Reading LGBTQ+ books is a year-round pastime, but Pride Month is a fantastic time to take a deep dive into queer literature. It’s also a great time to read books that celebrate all the joys of LGBTQ+ history, life, and culture. Gay Pride began as a way to recognize the work of LGBTQ+ activists, and while it’s important to continue the work our ancestors began, it’s also important to celebrate our successes. These nine books are just a drop in the bucket of all the joyful LGBTQ+ books out there, but if you’re looking for some humor, whimsy, and fun this Pride Month, this is a great place to start. Whether you’re craving memoirs, essays, novels, or a novel in verse, these fabulous books all celebrate gay, lesbian, bisexual, transgender, and queer lives.
Cameron Esposito is a comic, and her wry humor comes through loud and clear in Save Yourself. She writes about growing up in a Catholic family, coming out, navigating the male-dominated world of stand-up comedians, and learning to love herself. It's tender, warm, and full of compassion. Even when she's writing about heavy subjects, the underlying tone is one of hope and optimism. This is a laugh-out-loud-through-the-whole-thing kind of book.
There's a common misconception that life for LGBTQ+ people in conservative places is bleak, and the only way through is to leave. In this blend of memoir, travelogue, and journalism, trans reporter Samatha Allen thoroughly and beautifully squashes that assumption. She travels from Salt Lake City to the Rio Grande Valley to eastern Tennessee, visiting with queer and trans people building communities, doing important work, and living rich, vibrant, fulfilling lives. Though she doesn't gloss over the challenges faced by the people she visits, the book as a whole is funny, hopeful, and inspiring.
David Sedaris is without a doubt one of the most renowned humorists of our times. The Best of Me collects the highlight reel from his decades-long career. These pieces are full of his sharp wit, keen observations, and hilarious but moving meditations on the messy business of living. Form taxidermy to foreign languages to the banalities of long-term partnership, these essays represent the best work of a remarkable writer.
While Sedaris is best known for his sharp humor, it's often in his most personal writing where he really shines. That's the case in Calypso, which focuses mostly on time spent with his family at a beach house in North Carolina. These essays are certainly full of humor, but they're also insightful ruminations on the complexities of family and aging.
by Adam Rippon
In this honest and often hilarious memoir, Olympic figure skater Adam Rippon recounts his sometimes tumultuous journey from being a kid in Scranton, Pennsylvania to a successful figure skater on the world stage. His warm tone and friendly style make this book a delight to read, whether he's reminiscing about good times or bad.
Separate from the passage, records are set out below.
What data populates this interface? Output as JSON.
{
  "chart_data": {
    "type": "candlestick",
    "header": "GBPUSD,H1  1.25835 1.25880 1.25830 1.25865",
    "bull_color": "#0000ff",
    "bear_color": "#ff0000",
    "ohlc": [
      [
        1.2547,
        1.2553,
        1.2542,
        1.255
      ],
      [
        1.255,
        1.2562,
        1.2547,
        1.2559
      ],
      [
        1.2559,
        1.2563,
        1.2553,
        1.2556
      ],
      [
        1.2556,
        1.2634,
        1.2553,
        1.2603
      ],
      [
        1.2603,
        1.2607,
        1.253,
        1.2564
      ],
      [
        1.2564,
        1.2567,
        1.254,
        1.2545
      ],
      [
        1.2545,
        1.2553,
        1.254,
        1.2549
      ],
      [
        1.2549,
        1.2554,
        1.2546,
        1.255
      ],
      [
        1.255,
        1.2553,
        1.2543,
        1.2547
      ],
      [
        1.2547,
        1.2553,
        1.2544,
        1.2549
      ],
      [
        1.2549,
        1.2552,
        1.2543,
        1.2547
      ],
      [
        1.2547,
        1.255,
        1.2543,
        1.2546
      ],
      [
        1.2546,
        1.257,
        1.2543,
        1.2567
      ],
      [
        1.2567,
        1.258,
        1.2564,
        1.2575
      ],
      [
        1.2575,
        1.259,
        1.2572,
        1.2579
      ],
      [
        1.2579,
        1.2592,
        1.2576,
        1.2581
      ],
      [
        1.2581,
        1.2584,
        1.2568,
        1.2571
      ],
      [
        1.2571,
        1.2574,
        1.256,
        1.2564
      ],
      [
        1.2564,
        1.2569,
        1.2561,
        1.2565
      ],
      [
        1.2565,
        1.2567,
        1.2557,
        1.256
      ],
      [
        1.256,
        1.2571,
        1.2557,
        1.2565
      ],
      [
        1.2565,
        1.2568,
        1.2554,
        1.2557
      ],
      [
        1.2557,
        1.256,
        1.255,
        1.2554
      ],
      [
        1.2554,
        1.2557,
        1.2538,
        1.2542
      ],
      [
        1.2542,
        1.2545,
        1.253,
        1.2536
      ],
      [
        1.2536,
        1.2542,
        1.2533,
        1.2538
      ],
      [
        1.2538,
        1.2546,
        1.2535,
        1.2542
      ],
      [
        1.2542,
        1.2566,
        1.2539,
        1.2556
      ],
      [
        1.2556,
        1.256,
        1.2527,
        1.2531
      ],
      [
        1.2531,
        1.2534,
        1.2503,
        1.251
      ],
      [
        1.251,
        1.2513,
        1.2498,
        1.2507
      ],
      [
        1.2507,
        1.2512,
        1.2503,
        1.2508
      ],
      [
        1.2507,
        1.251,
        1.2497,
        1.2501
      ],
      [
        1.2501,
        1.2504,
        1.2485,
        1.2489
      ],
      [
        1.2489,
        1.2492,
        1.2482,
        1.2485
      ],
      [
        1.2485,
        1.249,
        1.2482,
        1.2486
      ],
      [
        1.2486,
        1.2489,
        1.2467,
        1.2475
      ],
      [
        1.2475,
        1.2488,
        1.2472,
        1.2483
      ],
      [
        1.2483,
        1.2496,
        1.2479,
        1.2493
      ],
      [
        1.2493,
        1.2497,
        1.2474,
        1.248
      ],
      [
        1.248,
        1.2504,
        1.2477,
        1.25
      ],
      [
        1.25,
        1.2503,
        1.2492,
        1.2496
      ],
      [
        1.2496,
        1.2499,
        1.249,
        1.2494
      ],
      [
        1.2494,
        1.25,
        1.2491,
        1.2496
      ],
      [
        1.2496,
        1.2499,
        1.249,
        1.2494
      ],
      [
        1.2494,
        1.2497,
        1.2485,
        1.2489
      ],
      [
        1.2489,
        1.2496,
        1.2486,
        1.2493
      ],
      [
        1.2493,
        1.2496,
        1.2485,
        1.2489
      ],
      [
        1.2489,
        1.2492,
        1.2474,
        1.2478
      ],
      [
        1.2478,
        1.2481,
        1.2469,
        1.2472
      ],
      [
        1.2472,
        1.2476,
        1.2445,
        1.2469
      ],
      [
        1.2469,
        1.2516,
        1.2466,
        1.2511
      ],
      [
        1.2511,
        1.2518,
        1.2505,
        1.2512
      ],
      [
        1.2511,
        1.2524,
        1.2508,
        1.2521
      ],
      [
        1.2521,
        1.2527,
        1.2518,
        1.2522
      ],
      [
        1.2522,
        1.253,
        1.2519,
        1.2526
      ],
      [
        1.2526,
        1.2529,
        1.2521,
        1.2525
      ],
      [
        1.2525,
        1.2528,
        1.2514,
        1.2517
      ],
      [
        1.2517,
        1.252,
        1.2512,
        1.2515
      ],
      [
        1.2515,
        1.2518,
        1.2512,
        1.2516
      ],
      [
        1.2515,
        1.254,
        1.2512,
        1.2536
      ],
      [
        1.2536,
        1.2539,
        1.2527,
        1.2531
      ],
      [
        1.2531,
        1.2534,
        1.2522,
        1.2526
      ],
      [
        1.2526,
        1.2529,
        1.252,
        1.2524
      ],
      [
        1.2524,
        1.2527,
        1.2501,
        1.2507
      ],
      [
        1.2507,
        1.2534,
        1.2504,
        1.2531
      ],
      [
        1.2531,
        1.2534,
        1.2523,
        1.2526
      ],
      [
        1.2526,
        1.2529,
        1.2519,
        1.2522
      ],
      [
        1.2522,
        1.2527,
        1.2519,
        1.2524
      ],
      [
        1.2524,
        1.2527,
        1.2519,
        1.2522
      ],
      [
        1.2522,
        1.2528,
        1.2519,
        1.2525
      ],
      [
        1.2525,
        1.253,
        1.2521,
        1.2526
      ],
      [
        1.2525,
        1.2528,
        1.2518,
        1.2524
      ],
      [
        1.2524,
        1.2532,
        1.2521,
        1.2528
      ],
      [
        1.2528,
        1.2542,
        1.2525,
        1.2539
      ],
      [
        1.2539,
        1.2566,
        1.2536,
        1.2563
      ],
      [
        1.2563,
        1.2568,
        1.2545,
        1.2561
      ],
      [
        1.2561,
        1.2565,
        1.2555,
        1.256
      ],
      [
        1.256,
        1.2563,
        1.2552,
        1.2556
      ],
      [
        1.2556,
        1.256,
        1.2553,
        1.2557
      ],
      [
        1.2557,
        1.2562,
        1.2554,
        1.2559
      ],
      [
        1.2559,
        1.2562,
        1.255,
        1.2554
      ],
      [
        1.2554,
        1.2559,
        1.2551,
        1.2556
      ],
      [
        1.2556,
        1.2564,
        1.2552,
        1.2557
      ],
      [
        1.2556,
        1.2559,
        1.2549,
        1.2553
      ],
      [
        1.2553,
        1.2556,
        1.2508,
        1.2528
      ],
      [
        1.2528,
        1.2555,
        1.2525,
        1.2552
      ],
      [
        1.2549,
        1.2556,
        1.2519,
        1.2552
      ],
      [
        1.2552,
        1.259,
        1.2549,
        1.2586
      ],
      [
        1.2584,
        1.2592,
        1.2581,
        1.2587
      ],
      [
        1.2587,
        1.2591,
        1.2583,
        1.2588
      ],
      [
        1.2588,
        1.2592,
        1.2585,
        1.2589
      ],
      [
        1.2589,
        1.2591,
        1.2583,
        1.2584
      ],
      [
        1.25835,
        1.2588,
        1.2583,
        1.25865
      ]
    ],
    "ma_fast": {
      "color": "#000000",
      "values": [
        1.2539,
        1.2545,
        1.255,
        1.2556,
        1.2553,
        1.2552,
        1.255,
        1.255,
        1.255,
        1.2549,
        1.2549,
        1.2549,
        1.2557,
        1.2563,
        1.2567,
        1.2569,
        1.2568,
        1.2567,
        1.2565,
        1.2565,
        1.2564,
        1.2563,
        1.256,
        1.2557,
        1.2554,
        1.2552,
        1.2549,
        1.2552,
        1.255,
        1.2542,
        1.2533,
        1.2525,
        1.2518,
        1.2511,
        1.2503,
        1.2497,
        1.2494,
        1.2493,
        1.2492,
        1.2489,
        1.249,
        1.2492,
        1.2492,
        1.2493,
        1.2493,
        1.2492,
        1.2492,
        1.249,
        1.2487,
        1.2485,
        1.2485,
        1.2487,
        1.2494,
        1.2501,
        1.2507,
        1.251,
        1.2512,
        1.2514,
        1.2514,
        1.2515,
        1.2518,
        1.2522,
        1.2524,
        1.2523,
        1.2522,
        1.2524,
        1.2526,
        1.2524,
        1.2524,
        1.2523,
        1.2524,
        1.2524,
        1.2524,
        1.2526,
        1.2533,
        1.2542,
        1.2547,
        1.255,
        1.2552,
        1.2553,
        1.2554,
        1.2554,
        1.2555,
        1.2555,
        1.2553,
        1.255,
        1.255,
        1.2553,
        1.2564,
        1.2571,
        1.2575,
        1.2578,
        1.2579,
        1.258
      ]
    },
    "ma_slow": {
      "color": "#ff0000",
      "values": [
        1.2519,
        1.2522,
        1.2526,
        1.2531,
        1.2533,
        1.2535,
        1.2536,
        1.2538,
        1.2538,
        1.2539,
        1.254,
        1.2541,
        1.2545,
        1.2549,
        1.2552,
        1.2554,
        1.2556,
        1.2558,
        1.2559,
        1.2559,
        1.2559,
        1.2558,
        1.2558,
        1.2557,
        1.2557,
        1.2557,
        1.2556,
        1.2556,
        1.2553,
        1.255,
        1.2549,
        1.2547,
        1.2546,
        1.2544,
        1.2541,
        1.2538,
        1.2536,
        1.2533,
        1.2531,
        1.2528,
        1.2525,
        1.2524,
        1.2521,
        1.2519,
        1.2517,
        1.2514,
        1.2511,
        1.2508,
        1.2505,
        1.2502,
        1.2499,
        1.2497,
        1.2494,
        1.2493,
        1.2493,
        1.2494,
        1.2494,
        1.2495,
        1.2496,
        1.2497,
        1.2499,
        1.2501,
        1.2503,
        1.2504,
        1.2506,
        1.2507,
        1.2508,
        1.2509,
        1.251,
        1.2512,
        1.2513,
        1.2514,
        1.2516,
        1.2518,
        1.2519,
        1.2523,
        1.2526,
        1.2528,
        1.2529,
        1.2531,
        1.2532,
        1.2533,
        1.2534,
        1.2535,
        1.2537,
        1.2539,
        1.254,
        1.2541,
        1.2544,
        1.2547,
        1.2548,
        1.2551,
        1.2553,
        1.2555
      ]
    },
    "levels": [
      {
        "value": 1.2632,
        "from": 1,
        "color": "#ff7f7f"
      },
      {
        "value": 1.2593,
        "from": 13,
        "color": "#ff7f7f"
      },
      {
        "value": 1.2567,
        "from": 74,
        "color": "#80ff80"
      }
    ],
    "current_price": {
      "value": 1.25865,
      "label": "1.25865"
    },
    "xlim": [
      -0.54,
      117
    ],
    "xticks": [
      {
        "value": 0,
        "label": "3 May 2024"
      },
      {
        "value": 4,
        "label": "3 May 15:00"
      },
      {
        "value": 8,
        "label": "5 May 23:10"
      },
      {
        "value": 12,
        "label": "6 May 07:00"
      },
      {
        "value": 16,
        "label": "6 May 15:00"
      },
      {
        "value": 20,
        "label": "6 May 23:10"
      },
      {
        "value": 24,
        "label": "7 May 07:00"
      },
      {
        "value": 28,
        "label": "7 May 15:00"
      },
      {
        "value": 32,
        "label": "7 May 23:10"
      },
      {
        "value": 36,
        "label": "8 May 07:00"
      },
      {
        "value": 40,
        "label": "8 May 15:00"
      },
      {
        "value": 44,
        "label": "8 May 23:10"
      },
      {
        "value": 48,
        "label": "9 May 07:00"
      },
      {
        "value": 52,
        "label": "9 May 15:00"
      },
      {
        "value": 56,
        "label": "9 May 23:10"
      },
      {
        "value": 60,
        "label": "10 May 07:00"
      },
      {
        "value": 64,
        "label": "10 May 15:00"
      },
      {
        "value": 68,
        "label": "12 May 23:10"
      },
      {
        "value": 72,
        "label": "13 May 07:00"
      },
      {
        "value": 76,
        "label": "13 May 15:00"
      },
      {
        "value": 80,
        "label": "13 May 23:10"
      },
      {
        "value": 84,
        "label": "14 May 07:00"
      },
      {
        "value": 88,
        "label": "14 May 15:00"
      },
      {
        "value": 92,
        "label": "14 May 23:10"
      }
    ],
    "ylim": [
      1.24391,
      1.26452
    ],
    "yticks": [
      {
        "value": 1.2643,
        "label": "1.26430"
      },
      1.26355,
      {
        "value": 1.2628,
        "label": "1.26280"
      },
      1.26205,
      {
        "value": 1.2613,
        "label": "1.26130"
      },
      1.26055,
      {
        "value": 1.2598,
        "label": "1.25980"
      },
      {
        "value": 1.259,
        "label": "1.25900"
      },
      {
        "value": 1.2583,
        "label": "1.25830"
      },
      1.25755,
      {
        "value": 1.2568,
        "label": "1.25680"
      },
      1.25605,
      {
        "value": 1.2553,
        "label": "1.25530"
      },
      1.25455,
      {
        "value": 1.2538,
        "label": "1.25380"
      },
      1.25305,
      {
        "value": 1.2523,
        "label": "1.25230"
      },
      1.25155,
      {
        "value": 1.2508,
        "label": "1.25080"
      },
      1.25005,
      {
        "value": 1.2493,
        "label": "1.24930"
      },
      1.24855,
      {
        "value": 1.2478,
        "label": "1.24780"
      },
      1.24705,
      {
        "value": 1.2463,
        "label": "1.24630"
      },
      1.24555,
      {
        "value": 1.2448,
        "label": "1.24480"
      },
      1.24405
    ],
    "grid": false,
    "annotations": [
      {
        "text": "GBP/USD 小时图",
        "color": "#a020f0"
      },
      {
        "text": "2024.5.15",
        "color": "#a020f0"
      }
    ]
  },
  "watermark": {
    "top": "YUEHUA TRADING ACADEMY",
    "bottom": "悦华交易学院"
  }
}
In need of a good belly laugh? Samatha Irby is your go-to gal. In Wow, No Thank You, she writes about aging, life as a Black queer woman in small town Michigan, the challenges of step-parenting, writing for TV, adult friendships, and, of course, snacks. Her dry wit overflows on every page. Whether she's talking about the mundane rhythms of everyday life or serious matters of the heart, she manages to make it both funny and moving every time.
The Black Flamingo is a YA novel in verse and an ode to self-love, queer community, drag, and the freedom that comes with self-expression. Michael is a biracial teenager living in London with his mother. The novel charts his journey from a boy who isn't sure of his place in the world, to a teenager discovering his gay identity, to a young man overflowing with pride, immersed in the drag scene at his university. It's a fast-paced, joyful, and heartfelt book that'll leave you smiling.
Juliet Takes A Breath is an exuberant, funny, and wise coming-of-age novel about Juliet, a nineteen-year-old Puerto Rican lesbian from the Bronx. After coming out to her family, she takes an internship in Portland, Oregon with a famous white feminist writer. Over the course of the summer, she learns a lot about herself, the world, and who she wants to be.
What could be more joyful than a magical romance between a brujo and a ghost? Yadriel is a trans boy determined to prove to his family that he's a real brujo. But he accidentally messes up the ritual he's trying to do, and ends up summoning a ghost. It gets him in all sorts of trouble—not the least of which is falling in love. While this book deals with some heavy topics, the sweet romance and happy ending make it an enjoyable and celebratory read.